Militantes
Brasileiros dos Direitos Humanos
João Baptista Herkenhoff
O juiz, a menina, o papagaio
Inspira o artigo de hoje a apreensão
do papagaio de uma criança, em Vila Velha
(ES), fato a que se seguiu a devolução
do bichinho à dona, por determinação
da Justiça Federal.
Merecem
apoio e incentivo os servidores do IBAMA na dura
luta que enfrentam para defender o meio ambiente.
O
universo natural ficará mais pobre se a
espécie conhecida como “Papagaio
Chauá” desaparecer. O papagaio da
menina é justamente dessa espécie.
Em
tese, está certo o biólogo Jacques
Passamani, do IBAMA, quando aconselha o zelo na
preservação do patrimônio
ambiental. Não deve ser estimulado o hábito
de retirar determinados animais da natureza, para
criá-los em casa.
Se
o princípio geral merece guarida, a decisão
administrativa a respeito do papagaio da menina
Thays, a meu ver, não é credora
de aplauso.
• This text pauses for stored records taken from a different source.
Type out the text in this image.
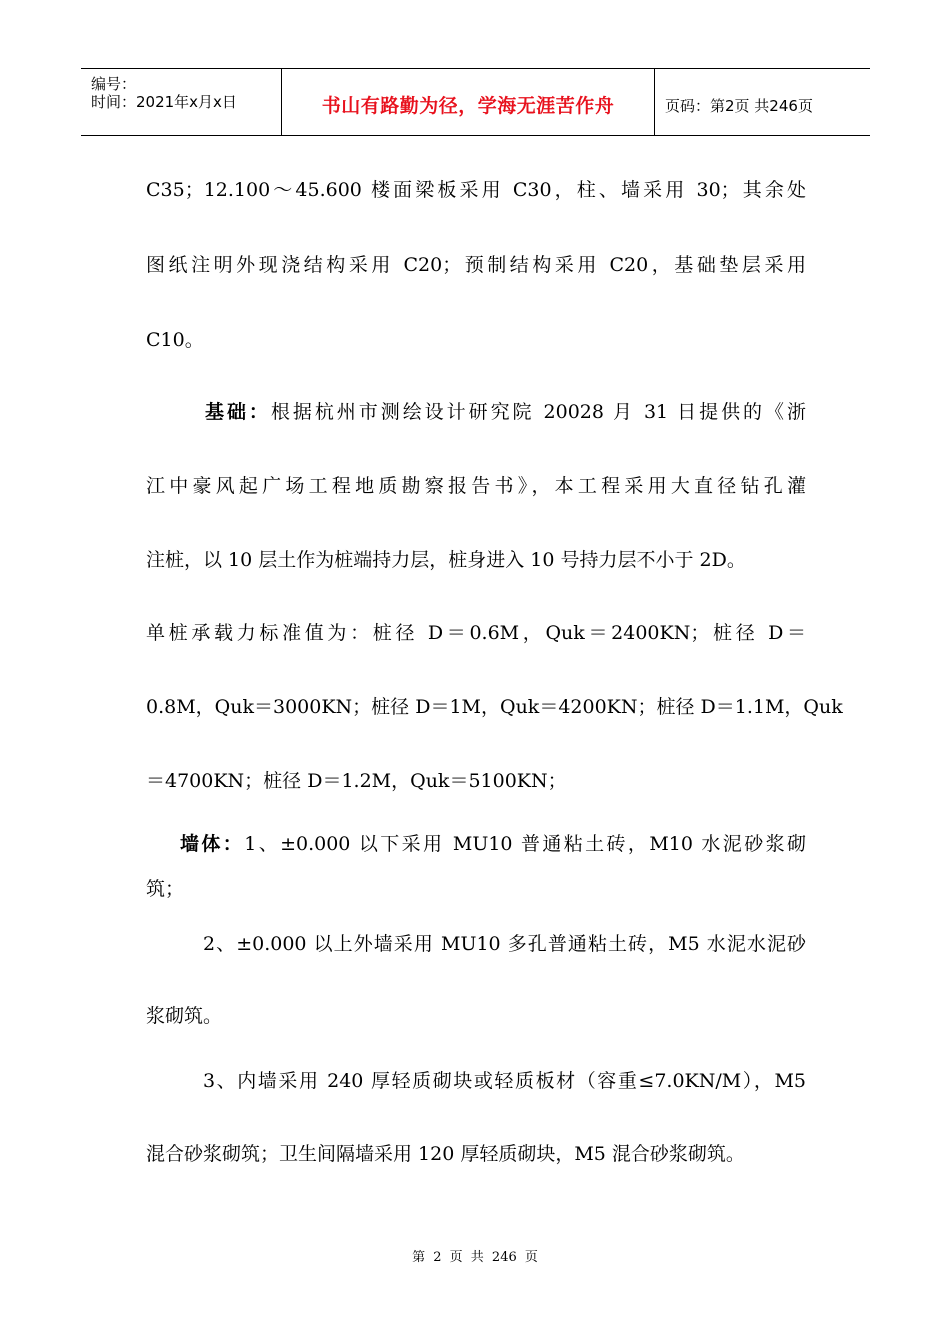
编号：
时间：2021年x月x日	书山有路勤为径，学海无涯苦作舟	页码：第2页 共246页
C35；12.100～45.600 楼面梁板采用 C30，柱、墙采用 30；其余处
图纸注明外现浇结构采用 C20；预制结构采用 C20，基础垫层采用
C10。
基础：根据杭州市测绘设计研究院 20028 月 31 日提供的《浙
江中豪风起广场工程地质勘察报告书》，本工程采用大直径钻孔灌
注桩，以 10 层土作为桩端持力层，桩身进入 10 号持力层不小于 2D。
单桩承载力标准值为：桩径 D＝0.6M，Quk＝2400KN；桩径 D＝
0.8M，Quk＝3000KN；桩径 D＝1M，Quk＝4200KN；桩径 D＝1.1M，Quk
＝4700KN；桩径 D＝1.2M，Quk＝5100KN；
墙体：1、±0.000 以下采用 MU10 普通粘土砖，M10 水泥砂浆砌
筑；
2、±0.000 以上外墙采用 MU10 多孔普通粘土砖，M5 水泥水泥砂
浆砌筑。
3、内墙采用 240 厚轻质砌块或轻质板材（容重≤7.0KN/M），M5
混合砂浆砌筑；卫生间隔墙采用 120 厚轻质砌块，M5 混合砂浆砌筑。
第 2 页 共 246 页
O papagaio de Thays Guimarães
Badaró não compromete a sobrevivência
do Chauá. Não é o último
exemplar da espécie, do seu sexo. Não
há de ser recolhido, como derradeira salvaguarda
do futuro, a exemplo do que fez Noé, na
sua arca.
Se
juiz ainda fosse, com a devida competência
legal para julgamento do caso, subscreveria com
honra a sábia decisão do magistrado
Roberto Gil Leal Faria, deferindo sem pestanejar
a tutela antecipada requerida no processo.
Lançando
sobre o caso judicial uma análise mais
ampla, vislumbro um significado jurídico
muito grande na decisão sob exame.
A
lei, na sua formulação original,
é fria, impessoal, distante dos dramas
humanos. Daí que a interpretação
literal da lei conduz, freqüentemente, à
injustiça.
Roberto
Gil Leal Faria foi o “bom juiz”, que
deve ser exaltado e não apedrejado, como
sempre quiseram os idólatras do texto legal.
Paul
Magnaud, o magistrado francês do modesto
tribunal de Château-Thierry, foi o primeiro
a receber o título de “bom juiz”.
Não, porém, com a intenção
de elogiá-lo, mas sim de detratá-lo.
Quando a lei ainda não contemplava a exclusão
de criminalidade daquele que furtava para salvar-se
da fome, Magnaud absolveu Louise Menard, que furtou
um pão para saciar a própria fome
e a de sua Mãe.
O
bom juiz Roberto soube lançar um olhar
afetivo sobre a menina Thays, no seu pleito, na
sua angústia.
Até
onde vai a comunicação entre animais
e pessoas? Thaís identificou o papagaio
Zé, em meio a dezenas de outros papagaios
que se encontravam no “Centro de Reintrodução
de Animais Selvagens”, em Aracruz. O papagaio
Zé reconheceu Thaís. Chegaram a
travar um diálogo: “Oi, amor”,
disse Thaís. “Papai, mamãe”,
respondeu Zé.
Quantos
anos viverá o Zé na companhia de
Thaís? Quantos anos viveria o Zé,
desgarrado daquela que o ama? Creio que o Zé
sobreviverá por mais tempo sob o amparo
da Thaís. E quanto ao Zé, que é
fêmea, reproduzir-se, isto pode ser providenciado.
É
preciso preservar os papagaios, evitar sua extinção.